Over the past 12 months, shares of Telefonica Brasil have gained just 3%, underperforming the S&P 500 by more than 9 percentage points. They're lagging again today, with Telefonica Brasil stock falling more than 2% in response to a negative ratings move from JPMorgan.

Here's why.

Map of Brazil with a red pin marking it

Image source: Getty Images.

Cash is king

Telecom is a rough business (for investors). While telecoms can often attain near-monopoly status, this fact is well-known to regulators, making telecoms a regular target for antitrust regulators. At the same time though, one of the reasons telecoms often secure monopolies for themselves is because competing in this space requires massive up-front investments in infrastructure -- wire and cable planted in the ground, cellphone towers sprouting aboveground, and satellites circling in orbit.

One of the great things about Telefonica Brasil, though, is that despite being the biggest player in telecom in Brazil, the company's balance sheet and cash production actually look pretty good. (Local rival Claro occupies second place, with annual sales of just $9.6 billion, TIM Participacoes (TSU) is third with $4.8 billion, and NII Holdings a distant fourth with less than $1 billion in revenue.)

Although Telefonica Brasil does carry more debt than cash, its net debt position is only about $1.3 billion (quite reasonable for a stock with a $24.5 billion market capitalization, yielding an enterprise value of $25.8 billion). Helping keep debt in line is the fact that Telefonica Brasil pretty much always generates positive free cash flow from its business -- sometimes even more free cash flow than its reported net income would imply.

That's not always the case with its competitors. Rival NII Holdings, for example, has been burning cash for years, and TIM Participacoes was in a similar situation in 2014 and 2015.

Losing faith in free cash flow

Problem is, lately JPMorgan has noticed that "the quality and FCF gap" between Telefonica Brasil and its rivals has been "closing," making the company look less attractive relative to its rivals, as the analyst explains in a note covered on StreetInsider.com (subscription required). Last year, free cash flow at Telefonica Brasil dipped below $1.3 billion, or about $100 million less than its reported net income. This was the first time this had happened since 2015 (when, as already mentioned, both NII and TIM were actually burning cash).

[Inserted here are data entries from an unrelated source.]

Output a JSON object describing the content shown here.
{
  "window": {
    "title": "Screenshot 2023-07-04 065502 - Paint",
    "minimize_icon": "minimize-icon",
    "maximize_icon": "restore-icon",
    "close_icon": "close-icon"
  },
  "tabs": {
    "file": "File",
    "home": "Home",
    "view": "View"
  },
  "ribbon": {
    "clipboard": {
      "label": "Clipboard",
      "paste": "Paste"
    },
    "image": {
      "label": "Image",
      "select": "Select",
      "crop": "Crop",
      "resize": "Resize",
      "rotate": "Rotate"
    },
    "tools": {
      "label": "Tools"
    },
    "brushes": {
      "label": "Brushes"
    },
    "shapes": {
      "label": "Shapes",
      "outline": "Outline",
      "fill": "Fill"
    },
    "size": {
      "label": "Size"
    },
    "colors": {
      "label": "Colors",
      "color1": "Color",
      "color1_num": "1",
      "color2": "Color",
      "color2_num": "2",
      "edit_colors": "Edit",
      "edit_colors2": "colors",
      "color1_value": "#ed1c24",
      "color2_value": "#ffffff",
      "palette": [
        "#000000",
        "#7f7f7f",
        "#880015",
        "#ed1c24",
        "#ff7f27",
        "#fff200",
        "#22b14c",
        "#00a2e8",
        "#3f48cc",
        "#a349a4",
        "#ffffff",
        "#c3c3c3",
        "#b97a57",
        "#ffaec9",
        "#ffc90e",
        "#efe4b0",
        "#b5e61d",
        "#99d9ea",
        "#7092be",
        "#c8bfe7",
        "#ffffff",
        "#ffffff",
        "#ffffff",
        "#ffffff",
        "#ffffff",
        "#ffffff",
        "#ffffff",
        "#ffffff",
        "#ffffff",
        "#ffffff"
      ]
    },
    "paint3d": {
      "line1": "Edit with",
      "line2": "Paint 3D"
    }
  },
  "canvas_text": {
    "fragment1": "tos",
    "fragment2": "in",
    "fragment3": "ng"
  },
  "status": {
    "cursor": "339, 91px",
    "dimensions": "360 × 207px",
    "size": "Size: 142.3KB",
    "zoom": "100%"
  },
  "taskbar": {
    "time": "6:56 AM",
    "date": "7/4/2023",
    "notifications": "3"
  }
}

What's worse, Telefonica Brasil announced last month that it plans to invest some $7.4 billion in new capital spending between now and 2020 -- roughly $2.5 billion a year, or about 10% more than it's been spending, on average, over the last five years. All that extra spending threatens to put a lid on free cash flow production at Telefonica Brasil.

At the same time, JPMorgan worries that Telefonica Brasil isn't growing as fast as its competitors. Earnings growth is pegged at 13.9% for Telefonica Brasil over the next five years, versus 30% growth  for No. 3 TIM Participacoes. The analyst further warns that despite its size, Telefonica Brasil doesn't seem to be benefiting enough from the Brazilian "economic recovery."

Valuing Telefonica Brasil

What all this adds up to is a moderation of JPMorgan's enthusiasm for Telefonica Brasil as a developing world growth play. This morning, JPMorgan is cutting its rating on the stock from overweight to neutral.

I think that's the right call.

Why? Consider: We've already established that Telefonica Brasil has an enterprise value of $25.8 billion. Divide the company's $1.3 billion in trailing free cash flow into that number, and you get an EV/FCF ratio of nearly 20 on the shares. That's not terribly expensive for a stock paying a 5.5% dividend yield and growing at 13.9%.

Total return works out to 19.4%, which seems to me a pretty fair price to pay for a stock with a 19.8 EV/FCF ratio, yielding an EV/FCF/growth ratio of just a hair over 1. Still, it's not obviously cheap. At the same time, TIM Participacoes, for example, sells for an EV/FCF ratio of 30, is pegged for 30% growth, and pays a more modest dividend yield of 0.7%. That works out to an EV/FCF/growth ratio of less than 1 -- actually a bit cheaper than the valuation on Telefonica Brasil.

While both companies are arguably priced fairly enough to bear watching -- and buying in the event of any significant pullback in price -- right now, I see no reason to prefer Telefonica Brasil stock over its rival TIM Participacoes.